Chunk it, and run it outside your migration tool.
BATCH = 5_000
while True:
# Each batch is its own transaction — locks are held briefly and released
updated = db.execute("""
WITH batch AS (
SELECT id FROM users
WHERE email_address IS NULL AND email IS NOT NULL
ORDER BY id
LIMIT %s
FOR UPDATE SKIP LOCKED
)
UPDATE users u
SET email_address = u.email
FROM batch b
WHERE u.id = b.id
""", (BATCH,)).rowcount
if updated == 0:
break
# Let replicas catch up and autovacuum keep pace
wait_for_replica_lag(max_seconds=5)
time.sleep(0.1)
SKIP LOCKED is what makes this safe to run alongside live traffic: rows currently locked by a real user’s transaction are skipped rather than waited on, and a later pass picks them up. The replica-lag check matters just as much — a backfill that outruns replication turns into stale reads for every user served from a follower, and the ripple effects there overlap with our logical replication patterns guide.
Indexes: CONCURRENTLY, and Its Catch
A plain CREATE INDEX blocks writes for its whole duration. CONCURRENTLY does not — but it has sharp edges people discover the hard way.
-- Cannot run inside a transaction block; many migration tools wrap
-- statements in BEGIN/COMMIT by default. Check yours.
CREATE INDEX CONCURRENTLY idx_users_email_address ON users (email_address);
-- If it fails it leaves an INVALID index behind. Always check:
SELECT indexrelid::regclass AS index_name
FROM pg_index WHERE NOT indisvalid;
-- Clean up before retrying
DROP INDEX CONCURRENTLY IF EXISTS idx_users_email_address;
Two things to internalise. First, CONCURRENTLY cannot run inside a transaction, and most migration frameworks wrap everything in one — you must explicitly opt out, or it will fail. Second, a failed concurrent build leaves an invalid index that still costs write overhead while serving no reads. Nobody notices until a query plan quietly stops using it. Check pg_index after every concurrent build; the diagnostics in our database observability guide should include this.
Where This Is Overkill
Expand-contract is real work, and not every change earns it. A table with a thousand rows rewrites faster than the lock request takes to acquire, so just run the ALTER. An internal admin tool with four users and a maintenance window does not need three deploys to rename a column.

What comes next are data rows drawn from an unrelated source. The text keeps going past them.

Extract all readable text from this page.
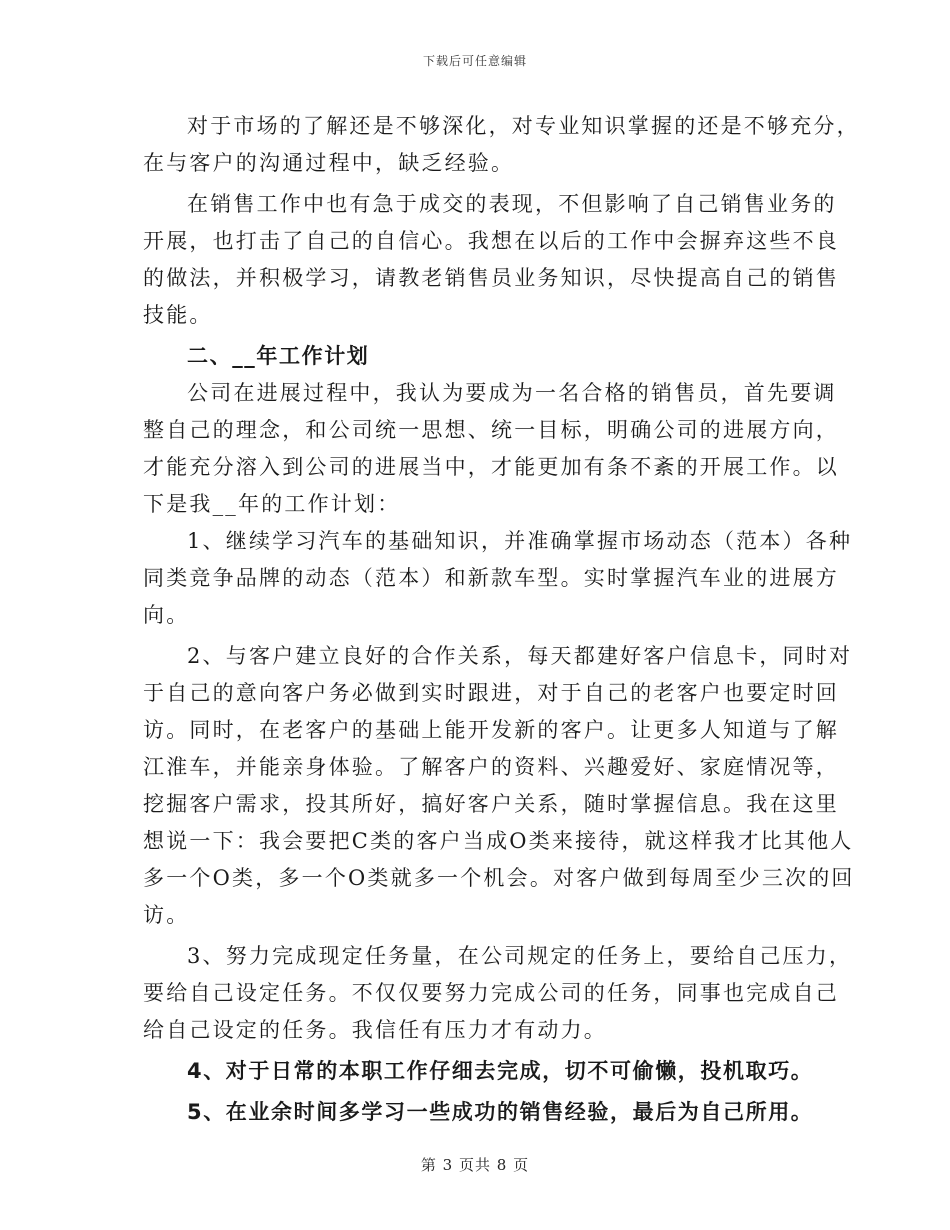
下载后可任意编辑
对于市场的了解还是不够深化，对专业知识掌握的还是不够充分，
在与客户的沟通过程中，缺乏经验。
在销售工作中也有急于成交的表现，不但影响了自己销售业务的
开展，也打击了自己的自信心。我想在以后的工作中会摒弃这些不良
的做法，并积极学习，请教老销售员业务知识，尽快提高自己的销售
技能。
二、__年工作计划
公司在进展过程中，我认为要成为一名合格的销售员，首先要调
整自己的理念，和公司统一思想、统一目标，明确公司的进展方向，
才能充分溶入到公司的进展当中，才能更加有条不紊的开展工作。以
下是我__年的工作计划：
1、继续学习汽车的基础知识，并准确掌握市场动态（范本）各种
同类竞争品牌的动态（范本）和新款车型。实时掌握汽车业的进展方
向。
2、与客户建立良好的合作关系，每天都建好客户信息卡，同时对
于自己的意向客户务必做到实时跟进，对于自己的老客户也要定时回
访。同时，在老客户的基础上能开发新的客户。让更多人知道与了解
江淮车，并能亲身体验。了解客户的资料、兴趣爱好、家庭情况等，
挖掘客户需求，投其所好，搞好客户关系，随时掌握信息。我在这里
想说一下：我会要把C类的客户当成O类来接待，就这样我才比其他人
多一个O类，多一个O类就多一个机会。对客户做到每周至少三次的回
访。
3、努力完成现定任务量，在公司规定的任务上，要给自己压力，
要给自己设定任务。不仅仅要努力完成公司的任务，同事也完成自己
给自己设定的任务。我信任有压力才有动力。
4、对于日常的本职工作仔细去完成，切不可偷懒，投机取巧。
5、在业余时间多学习一些成功的销售经验，最后为自己所用。
第 3 页共 8 页
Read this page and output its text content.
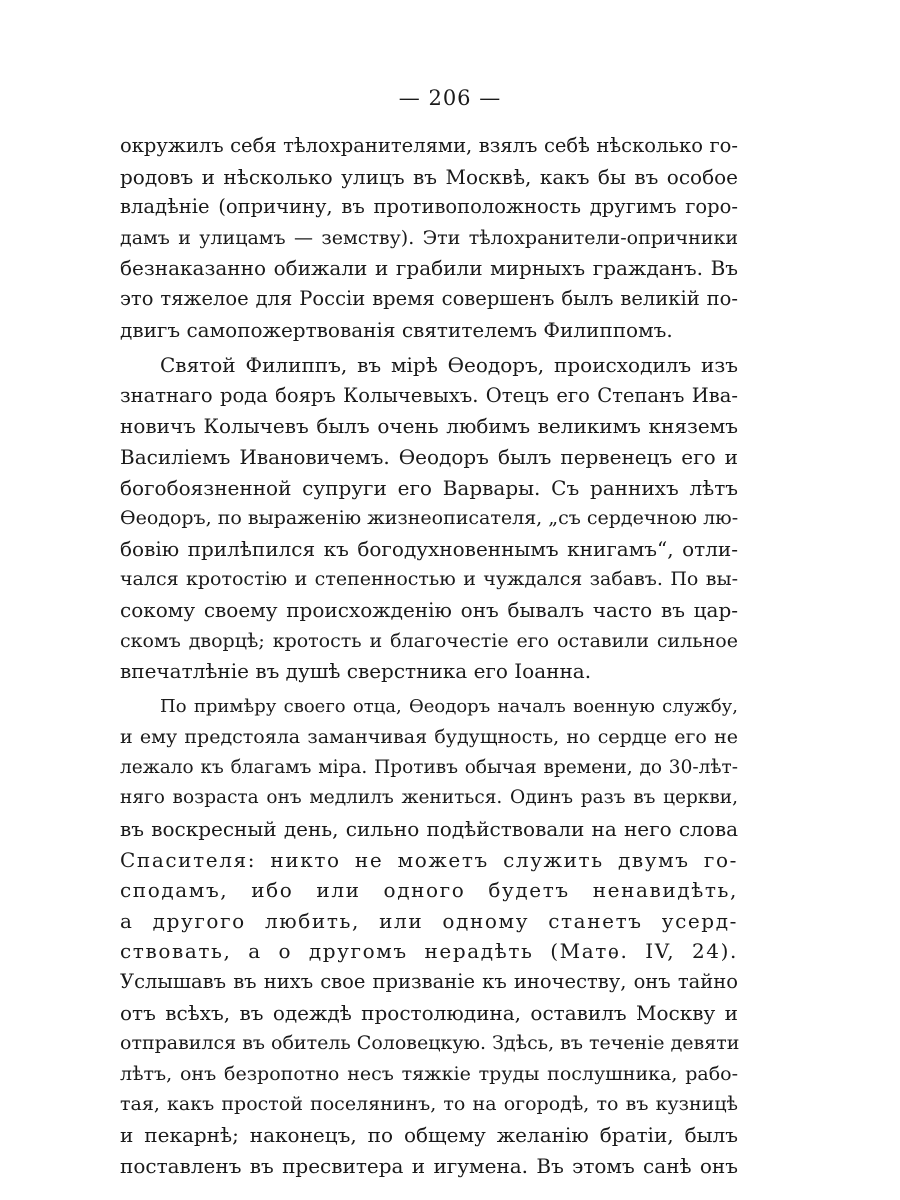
— 206 —
окружилъ себя тѣлохранителями, взялъ себѣ нѣсколько го-
родовъ и нѣсколько улицъ въ Москвѣ, какъ бы въ особое
владѣніе (опричину, въ противоположность другимъ горо-
дамъ и улицамъ — земству). Эти тѣлохранители-опричники
безнаказанно обижали и грабили мирныхъ гражданъ. Въ
это тяжелое для Россіи время совершенъ былъ великій по-
двигъ самопожертвованія святителемъ Филиппомъ.
Святой Филиппъ, въ мірѣ Ѳеодоръ, происходилъ изъ
знатнаго рода бояръ Колычевыхъ. Отецъ его Степанъ Ива-
новичъ Колычевъ былъ очень любимъ великимъ княземъ
Василіемъ Ивановичемъ. Ѳеодоръ былъ первенецъ его и
богобоязненной супруги его Варвары. Съ раннихъ лѣтъ
Ѳеодоръ, по выраженію жизнеописателя, „съ сердечною лю-
бовію прилѣпился къ богодухновеннымъ книгамъ“, отли-
чался кротостію и степенностью и чуждался забавъ. По вы-
сокому своему происхожденію онъ бывалъ часто въ цар-
скомъ дворцѣ; кротость и благочестіе его оставили сильное
впечатлѣніе въ душѣ сверстника его Іоанна.
По примѣру своего отца, Ѳеодоръ началъ военную службу,
и ему предстояла заманчивая будущность, но сердце его не
лежало къ благамъ міра. Противъ обычая времени, до 30-лѣт-
няго возраста онъ медлилъ жениться. Одинъ разъ въ церкви,
въ воскресный день, сильно подѣйствовали на него слова
Спасителя: никто не можетъ служить двумъ го-
сподамъ, ибо или одного будетъ ненавидѣть,
а другого любить, или одному станетъ усерд-
ствовать, а о другомъ нерадѣть (Матѳ. IV, 24).
Услышавъ въ нихъ свое призваніе къ иночеству, онъ тайно
отъ всѣхъ, въ одеждѣ простолюдина, оставилъ Москву и
отправился въ обитель Соловецкую. Здѣсь, въ теченіе девяти
лѣтъ, онъ безропотно несъ тяжкіе труды послушника, рабо-
тая, какъ простой поселянинъ, то на огородѣ, то въ кузницѣ
и пекарнѣ; наконецъ, по общему желанію братіи, былъ
поставленъ въ пресвитера и игумена. Въ этомъ санѣ онъ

The overhead is justified by table size and traffic, not by principle.
Be aware of the cost, too. A dual-write window means two columns disagree if anything goes wrong, and a contract phase that never happens leaves dead columns and dead code accumulating for years — the most common real failure of this pattern is not an outage, it is that step three is never done because the pain is gone and nobody prioritises cleanup. Schedule the contract deploy when you plan the expand one.
Managed Postgres and connection poolers add wrinkles worth checking against the ALTER TABLE documentation for your version, since lock levels have genuinely improved release over release. And if you sit behind a pooler in transaction mode, remember that SET lock_timeout without LOCAL may not land on the connection you think it did — the same footgun described in our Postgres connection pooling guide.
Zero-downtime schema migrations come down to a handful of habits. Set lock_timeout so a migration fails instead of forming a lock queue, because that queue — not the DDL — is what causes the outage. Use expand-contract so every intermediate state works with both old and new code, and accept three deploys for a rename. Prefer NOT VALID plus VALIDATE over blocking constraint checks, build indexes CONCURRENTLY and verify they came out valid, and chunk backfills with SKIP LOCKED while watching replica lag. Then actually run the contract phase — the cleanup nobody schedules is the step that quietly rots.